J'ai
l'impression que ce Eastwood est un peu mésestimé, jugé au mieux anecdotique au
pire ridicule. Pour ma part, j'avais été conquis dès sa découverte en salle. Le
pitch est osé, assurément. Comment concevoir en effet qu'un gros studio comme la Warner accepte
de produire un film ayant pour héros des représentants du troisième âge, donc à
mille lieues des contingences marketing ? D'entrée de jeu, Space cowboys fait donc déjà figure de
petit miracle.
Le
réalisateur désormais septuagénaire nous offre un regard sur la vieillesse sans
condescendance, un mariage harmonieux entre comédie, drame et film d'action. On est épaté du début à la fin par la fluidité sans faille de la mise en scène comme par la qualité de l'interprétation, en particulier un
Tommy Lee Jones plus que parfait, profondément humain. Le long-métrage n'est pas loin
de ressembler parfois à un film de potes, et les yeux rieurs du quatuor de papys laissent facilement
deviner l'amusement réel qui dut être celui des comédiens sur le plateau. Les effets spéciaux qui
m'avaient énormément impressionné en salle tiennent bien la route et j'adore la
façon dont le vieux satellite russe est doté d'une vraie personnalité grâce à
son design, son animation et ses effets sonores. Le dernier plan du film est
fabuleux, un véritable poème.
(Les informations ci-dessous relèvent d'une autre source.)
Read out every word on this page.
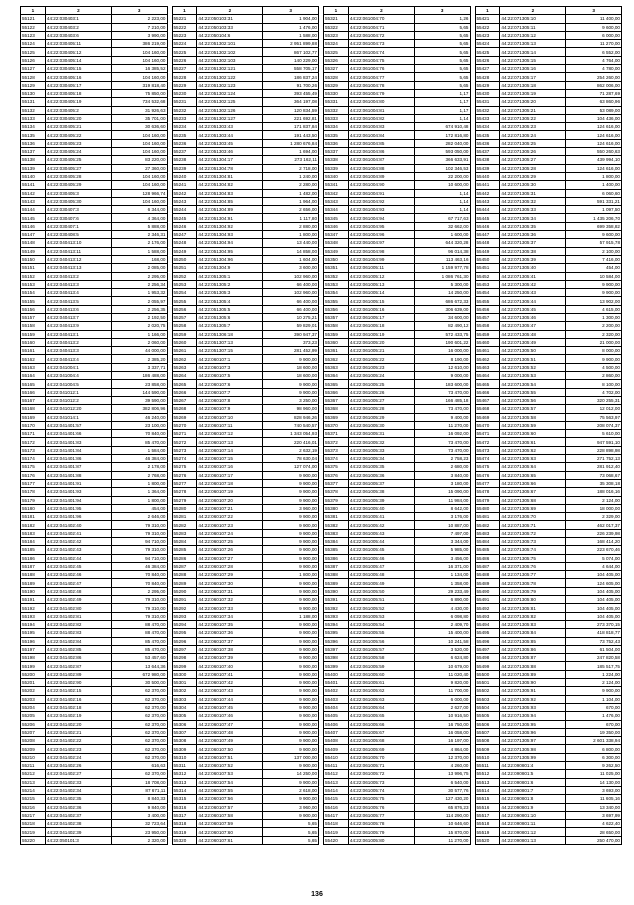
1	2	3
55121	44:22:030403:1	2 223,00
55122	44:22:030403:2	7 210,00
55123	44:22:030403:6	3 990,00
55124	44:22:030405:11	386 219,00
55125	44:22:030405:12	104 160,00
55126	44:22:030405:14	104 160,00
55127	44:22:030405:15	16 385,52
55128	44:22:030405:16	104 160,00
55129	44:22:030405:17	319 818,40
55130	44:22:030405:18	75 850,00
55131	44:22:030405:19	734 532,68
55132	44:22:030405:2	31 926,63
55133	44:22:030405:20	35 701,00
55134	44:22:030405:21	30 636,60
55135	44:22:030405:22	104 160,00
55136	44:22:030405:23	104 160,00
55137	44:22:030405:24	104 160,00
55138	44:22:030405:25	83 220,00
55139	44:22:030405:27	27 360,00
55140	44:22:030405:28	104 160,00
55141	44:22:030405:29	104 160,00
55142	44:22:030405:3	128 966,74
55143	44:22:030405:30	104 160,00
55144	44:22:030407:3	6 344,00
55145	44:22:030407:6	4 364,00
55146	44:22:030407:1	5 888,00
55147	44:22:030408:5	2 346,31
55148	44:22:040413:10	2 176,00
55149	44:22:040413:11	1 588,00
55150	44:22:040413:12	168,00
55151	44:22:040413:13	2 085,00
55152	44:22:040413:2	2 295,00
55153	44:22:040413:3	2 256,34
55154	44:22:040413:4	1 953,32
55155	44:22:040413:5	2 055,97
55156	44:22:040413:6	2 256,35
55157	44:22:040413:7	2 192,50
55158	44:22:040413:9	2 020,75
55159	44:22:040413:1	1 166,00
55160	44:22:040413:2	2 060,00
55161	44:22:040413:3	44 000,00
55162	44:22:040413:4	2 385,20
55163	44:22:041004:1	3 337,71
55164	44:22:041004:4	186 488,00
55165	44:22:041004:5	23 858,00
55166	44:22:041012:1	144 590,00
55167	44:22:041012:2	39 590,00
55168	44:22:041012:20	382 806,96
55169	44:22:041014:1	46 240,00
55170	44:22:041401:57	23 100,00
55171	44:22:041401:66	70 840,00
55172	44:22:041401:83	85 470,00
55173	44:22:041401:84	1 584,00
55174	44:22:041401:86	46 384,00
55175	44:22:041401:87	2 178,00
55176	44:22:041401:88	2 768,00
55177	44:22:041401:91	1 800,00
55178	44:22:041401:93	1 364,00
55179	44:22:041401:94	1 800,00
55180	44:22:041401:95	454,00
55181	44:22:041401:96	2 646,00
55182	44:22:041402:40	79 310,00
55183	44:22:041402:41	79 310,00
55184	44:22:041402:42	94 710,00
55185	44:22:041402:43	79 310,00
55186	44:22:041402:44	94 710,00
55187	44:22:041402:45	46 384,00
55188	44:22:041402:46	70 840,00
55189	44:22:041402:47	70 840,00
55190	44:22:041402:48	2 295,00
55191	44:22:041402:49	79 310,00
55192	44:22:041402:80	79 310,00
55193	44:22:041402:81	79 310,00
55194	44:22:041402:82	88 470,00
55195	44:22:041402:83	88 470,00
55196	44:22:041402:84	85 470,00
55197	44:22:041402:85	85 470,00
55198	44:22:041402:86	53 457,60
55199	44:22:041402:87	13 644,36
55200	44:22:041402:89	672 980,00
55201	44:22:041402:90	30 500,00
55202	44:22:041402:15	62 370,00
55203	44:22:041402:16	62 370,00
55204	44:22:041402:18	62 370,00
55205	44:22:041402:19	62 370,00
55206	44:22:041402:20	62 370,00
55207	44:22:041402:21	62 370,00
55208	44:22:041402:22	62 370,00
55209	44:22:041402:23	62 370,00
55210	44:22:041402:24	62 370,00
55211	44:22:041402:26	616,63
55212	44:22:041402:27	62 370,00
55213	44:22:041402:33	18 708,00
55214	44:22:041402:34	87 671,11
55215	44:22:041402:35	8 840,33
55216	44:22:041402:36	9 840,00
55217	44:22:041402:37	3 400,00
55218	44:22:041402:38	32 723,64
55219	44:22:041402:39	23 950,00
55220	44:22:050101:3	2 320,00
1	2	3
55221	44:22:050103:31	1 904,00
55222	44:22:050103:33	1 476,00
55223	44:22:050104:6	1 588,00
55224	44:22:051302:101	2 951 899,88
55225	44:22:051302:102	867 102,77
55226	44:22:051302:103	140 229,00
55227	44:22:051302:121	558 705,17
55228	44:22:051302:122	186 837,24
55229	44:22:051302:123	91 700,26
55230	44:22:051302:124	393 455,49
55231	44:22:051302:125	364 197,08
55232	44:22:051302:126	120 834,59
55233	44:22:051302:127	221 692,81
55234	44:22:051303:43	171 837,84
55235	44:22:051303:44	191 443,50
55236	44:22:051303:45	1 280 676,84
55237	44:22:051303:46	1 694,00
55238	44:22:051304:17	273 162,11
55239	44:22:051304:78	2 718,00
55240	44:22:051304:81	1 240,00
55241	44:22:051304:82	2 280,00
55242	44:22:051304:83	1 482,00
55243	44:22:051304:85	1 964,00
55244	44:22:051304:89	2 656,00
55245	44:22:051304:91	1 117,80
55246	44:22:051304:92	2 880,00
55247	44:22:051304:93	1 800,00
55248	44:22:051304:94	13 440,00
55249	44:22:051304:95	14 858,00
55250	44:22:051304:96	1 604,00
55251	44:22:051304:9	3 600,00
55252	44:22:051305:1	102 960,00
55253	44:22:051305:2	66 400,00
55254	44:22:051305:3	102 960,00
55255	44:22:051305:4	66 400,00
55256	44:22:051305:5	66 400,00
55257	44:22:051305:6	10 275,21
55258	44:22:051305:7	59 829,01
55259	44:22:051306:18	390 947,37
55260	44:22:051307:13	373,23
55261	44:22:051307:15	281 452,99
55262	44:22:060107:1	9 900,00
55263	44:22:060107:3	18 600,00
55264	44:22:060107:5	18 600,00
55265	44:22:060107:6	9 900,00
55266	44:22:060107:7	9 900,00
55267	44:22:060107:8	3 250,00
55268	44:22:060107:9	98 960,00
55269	44:22:060107:10	828 946,26
55270	44:22:060107:11	740 540,57
55271	44:22:060107:12	1 343 054,93
55272	44:22:060107:13	220 416,01
55273	44:22:060107:14	2 632,19
55274	44:22:060107:15	78 630,04
55275	44:22:060107:16	127 074,00
55276	44:22:060107:17	9 900,00
55277	44:22:060107:18	9 900,00
55278	44:22:060107:19	9 900,00
55279	44:22:060107:20	9 900,00
55280	44:22:060107:21	3 960,00
55281	44:22:060107:22	9 900,00
55282	44:22:060107:23	9 900,00
55283	44:22:060107:24	9 900,00
55284	44:22:060107:25	9 900,00
55285	44:22:060107:26	9 900,00
55286	44:22:060107:27	9 900,00
55287	44:22:060107:28	9 900,00
55288	44:22:060107:29	1 800,00
55289	44:22:060107:30	9 900,00
55290	44:22:060107:31	9 900,00
55291	44:22:060107:32	9 900,00
55292	44:22:060107:33	9 900,00
55293	44:22:060107:34	1 188,00
55294	44:22:060107:35	9 900,00
55295	44:22:060107:36	9 900,00
55296	44:22:060107:37	9 900,00
55297	44:22:060107:38	9 900,00
55298	44:22:060107:39	9 900,00
55299	44:22:060107:40	9 900,00
55300	44:22:060107:41	9 900,00
55301	44:22:060107:42	9 900,00
55302	44:22:060107:43	9 900,00
55303	44:22:060107:44	9 900,00
55304	44:22:060107:45	9 900,00
55305	44:22:060107:46	9 900,00
55306	44:22:060107:47	9 900,00
55307	44:22:060107:48	9 900,00
55308	44:22:060107:49	9 900,00
55309	44:22:060107:50	9 900,00
55310	44:22:060107:51	137 000,00
55311	44:22:060107:52	9 900,00
55312	44:22:060107:53	14 250,00
55313	44:22:060107:54	9 900,00
55314	44:22:060107:55	2 618,00
55315	44:22:060107:56	9 900,00
55316	44:22:060107:57	3 960,00
55317	44:22:060107:58	9 900,00
55318	44:22:060107:59	5,65
55319	44:22:060107:60	5,65
55320	44:22:060107:61	5,65
1	2	3
55321	44:22:061004:70	1,26
55322	44:22:061004:71	5,65
55323	44:22:061004:72	5,65
55324	44:22:061004:73	5,65
55325	44:22:061004:74	5,65
55326	44:22:061004:75	5,65
55327	44:22:061004:76	5,65
55328	44:22:061004:77	5,65
55329	44:22:061004:78	5,65
55330	44:22:061004:79	1,17
55331	44:22:061004:80	1,17
55332	44:22:061004:81	1,17
55333	44:22:061004:82	1,14
55334	44:22:061004:83	674 910,48
55335	44:22:061004:84	172 816,80
55336	44:22:061004:85	282 040,00
55337	44:22:061004:86	593 050,00
55338	44:22:061004:87	366 633,91
55339	44:22:061004:88	102 346,53
55340	44:22:061004:89	22 200,00
55341	44:22:061004:90	10 600,00
55342	44:22:061004:91	1,14
55343	44:22:061004:92	1,14
55344	44:22:061004:93	1,14
55345	44:22:061004:94	67 717,63
55346	44:22:061004:95	32 662,00
55347	44:22:061004:96	1 600,00
55348	44:22:061004:97	644 320,28
55349	44:22:061004:98	96 014,38
55350	44:22:061004:99	113 463,16
55351	44:22:061005:11	1 159 977,78
55352	44:22:061005:12	1 086 761,30
55353	44:22:061005:13	5 300,00
55354	44:22:061005:14	14 250,00
55355	44:22:061005:15	686 672,33
55356	44:22:061005:16	306 639,00
55357	44:22:061005:17	34 600,00
55358	44:22:061005:18	82 490,12
55359	44:22:061005:19	572 433,75
55360	44:22:061005:20	190 601,22
55361	44:22:061005:21	16 000,00
55362	44:22:061005:22	8 190,00
55363	44:22:061005:23	12 610,00
55364	44:22:061005:24	9 000,00
55365	44:22:061005:25	183 600,00
55366	44:22:061005:26	73 470,00
55367	44:22:061005:27	166 485,18
55368	44:22:061005:28	73 470,00
55369	44:22:061005:29	9 400,00
55370	44:22:061005:30	11 270,00
55371	44:22:061005:31	16 092,00
55372	44:22:061005:32	73 470,00
55373	44:22:061005:33	73 470,00
55374	44:22:061005:34	2 758,23
55375	44:22:061005:35	2 680,00
55376	44:22:061005:36	3 840,00
55377	44:22:061005:37	3 180,00
55378	44:22:061005:38	15 090,00
55379	44:22:061005:39	11 984,00
55380	44:22:061005:40	8 642,00
55381	44:22:061005:41	3 176,00
55382	44:22:061005:42	10 887,00
55383	44:22:061005:43	7 497,00
55384	44:22:061005:44	3 344,00
55385	44:22:061005:45	5 985,00
55386	44:22:061005:46	3 456,00
55387	44:22:061005:47	16 371,00
55388	44:22:061005:48	1 134,00
55389	44:22:061005:49	1 358,00
55390	44:22:061005:50	29 233,49
55391	44:22:061005:51	6 890,00
55392	44:22:061005:52	4 430,00
55393	44:22:061005:53	6 098,80
55394	44:22:061005:54	2 409,70
55395	44:22:061005:55	15 400,00
55396	44:22:061005:56	10 241,58
55397	44:22:061005:57	3 520,00
55398	44:22:061005:58	6 624,80
55399	44:22:061005:59	10 679,00
55400	44:22:061005:60	11 020,40
55401	44:22:061005:61	9 820,00
55402	44:22:061005:62	11 700,00
55403	44:22:061005:63	6 000,00
55404	44:22:061005:64	2 627,00
55405	44:22:061005:65	10 916,50
55406	44:22:061005:66	16 750,00
55407	44:22:061005:67	16 058,00
55408	44:22:061005:68	16 197,00
55409	44:22:061005:69	4 864,00
55410	44:22:061005:70	12 370,00
55411	44:22:061005:71	4 260,00
55412	44:22:061005:72	13 996,75
55413	44:22:061005:73	6 540,00
55414	44:22:061005:74	30 577,76
55415	44:22:061005:75	127 430,20
55416	44:22:061005:76	65 876,23
55417	44:22:061005:77	114 290,00
55418	44:22:061005:78	10 646,60
55419	44:22:061005:79	15 870,00
55420	44:22:061005:80	11 270,00
1	2	3
55421	44:22:071305:10	11 400,00
55422	44:22:071305:11	9 600,00
55423	44:22:071305:12	6 000,00
55424	44:22:071305:13	11 270,00
55425	44:22:071305:14	6 552,00
55426	44:22:071305:15	4 764,00
55427	44:22:071305:16	4 780,00
55428	44:22:071305:17	254 260,00
55429	44:22:071305:18	862 006,00
55430	44:22:071305:19	71 287,69
55431	44:22:071305:20	63 860,96
55432	44:22:071305:21	53 089,00
55433	44:22:071305:22	104 436,00
55434	44:22:071305:23	124 616,00
55435	44:22:071305:24	124 616,00
55436	44:22:071305:25	124 616,00
55437	44:22:071305:26	550 260,63
55438	44:22:071305:27	439 994,10
55439	44:22:071305:28	124 616,00
55440	44:22:071305:29	1 800,00
55441	44:22:071305:30	1 400,00
55442	44:22:071305:31	6 060,60
55443	44:22:071305:32	591 331,21
55444	44:22:071305:33	1 097,50
55445	44:22:071305:34	1 435 206,70
55446	44:22:071305:35	699 358,82
55447	44:22:071305:36	9 600,00
55448	44:22:071305:37	57 915,78
55449	44:22:071305:38	2 100,00
55450	44:22:071305:39	7 416,00
55451	44:22:071305:40	454,00
55452	44:22:071305:41	10 584,00
55453	44:22:071305:42	9 900,00
55454	44:22:071305:43	9 900,00
55455	44:22:071305:44	13 902,00
55456	44:22:071305:45	4 615,00
55457	44:22:071305:46	1 300,00
55458	44:22:071305:47	2 200,00
55459	44:22:071305:48	2 320,00
55460	44:22:071305:49	21 000,00
55461	44:22:071305:50	8 000,00
55462	44:22:071305:51	9 900,00
55463	44:22:071305:52	4 500,00
55464	44:22:071305:53	2 860,00
55465	44:22:071305:54	8 100,00
55466	44:22:071305:55	4 702,00
55467	44:22:071305:56	320 255,31
55468	44:22:071305:57	12 012,00
55469	44:22:071305:58	75 563,97
55470	44:22:071305:59	208 074,37
55471	44:22:071305:60	5 610,00
55472	44:22:071305:61	947 591,10
55473	44:22:071305:62	228 898,98
55474	44:22:071305:63	271 752,13
55475	44:22:071305:64	281 912,40
55476	44:22:071305:65	73 068,67
55477	44:22:071305:66	35 308,18
55478	44:22:071305:67	188 016,16
55479	44:22:071305:68	2 124,00
55480	44:22:071305:69	18 000,00
55481	44:22:071305:70	2 329,00
55482	44:22:071305:71	462 017,37
55483	44:22:071305:72	226 239,98
55484	44:22:071305:73	168 414,20
55485	44:22:071305:74	223 670,46
55486	44:22:071305:75	5 074,00
55487	44:22:071305:76	4 644,00
55488	44:22:071305:77	104 405,00
55489	44:22:071305:78	124 605,00
55490	44:22:071305:79	104 405,00
55491	44:22:071305:80	104 405,00
55492	44:22:071305:81	104 405,00
55493	44:22:071305:82	104 405,00
55494	44:22:071305:83	273 370,15
55495	44:22:071305:84	418 818,77
55496	44:22:071305:85	73 752,43
55497	44:22:071305:86	61 504,00
55498	44:22:071305:87	247 820,58
55499	44:22:071305:88	185 517,75
55500	44:22:071305:89	1 224,00
55501	44:22:071305:90	2 124,00
55502	44:22:071305:91	9 900,00
55503	44:22:071305:92	1 104,00
55504	44:22:071305:93	670,00
55505	44:22:071305:94	1 476,00
55506	44:22:071305:95	670,00
55507	44:22:071305:96	19 350,00
55508	44:22:071305:97	2 601 338,94
55509	44:22:071305:98	6 800,00
55510	44:22:071305:99	6 300,00
55511	44:22:090801:4	9 262,50
55512	44:22:090801:5	11 025,00
55513	44:22:090801:6	14 130,00
55514	44:22:090801:7	3 693,00
55515	44:22:090801:8	11 605,16
55516	44:22:090801:9	13 340,00
55517	44:22:090801:10	3 697,99
55518	44:22:090801:11	4 622,40
55519	44:22:090801:12	28 650,00
55520	44:22:090801:13	250 470,00
136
Plus qu'un agréable divertissement, Space cowboys est une œuvre
émouvante et belle, d'une inattendue mélancolie, et que je prends énormément de plaisir à revoir.
Mystic
river, Clint Eastwood, 2003
Une
tragédie d'une densité assez éprouvante, un film tendu et douloureux servi par
une troupe d'acteurs éblouissants. Clint ne fait appel qu'à des têtes connues
sans que l'on perde de vue le personnage derrière la star et sans non plus
tomber dans le numéro d'acteur, chacun jouant sur une gamme à la fois différente et complémentaire. Je demeure en admiration devant la moindre
subtilité du jeu des interprètes. L'histoire est d'autant plus bouleversante
qu'on sait assez vite qu'il ne pourra jamais y avoir d'issue dès lors qu'il est
question d'enfance gâchée. La quête d'absolution n'aboutira qu'à un écœurant
simulacre où nul ne sort libéré de son propre drame, de sa culpabilité.
Fidèle à
lui-même, le regard du cinéaste ne vient juger personne, il se pose avec une
douceur et une honnêteté désarmantes sur des événements bien atroces qui
résonnent profondément en nous, car ils brassent finalement des inquiétudes et des
sentiments universels. Un très beau film, d'une cohérence formelle indiscutable, y compris dans son emballage musical très sobre, et dont je suis encore loin d'avoir fait
le tour.
Million
dollar baby, Clint Eastwood, 2004
Ce titre restera éternellement associé pour moi au souvenir
d'une séance de cinéma magique, où la salle a atteint une parfaite harmonie avec le spectacle sur l'écran. L’objectivité du spectateur est une chimère,
qu’on peut prétendre approcher dans certains cas. Mais lorsqu’il s’agit de
Clint, il faut accepter de me voir quasiment conquis d’avance, fétichisant le
moindre élément composant le film (la seule apparition du logo Warner bros.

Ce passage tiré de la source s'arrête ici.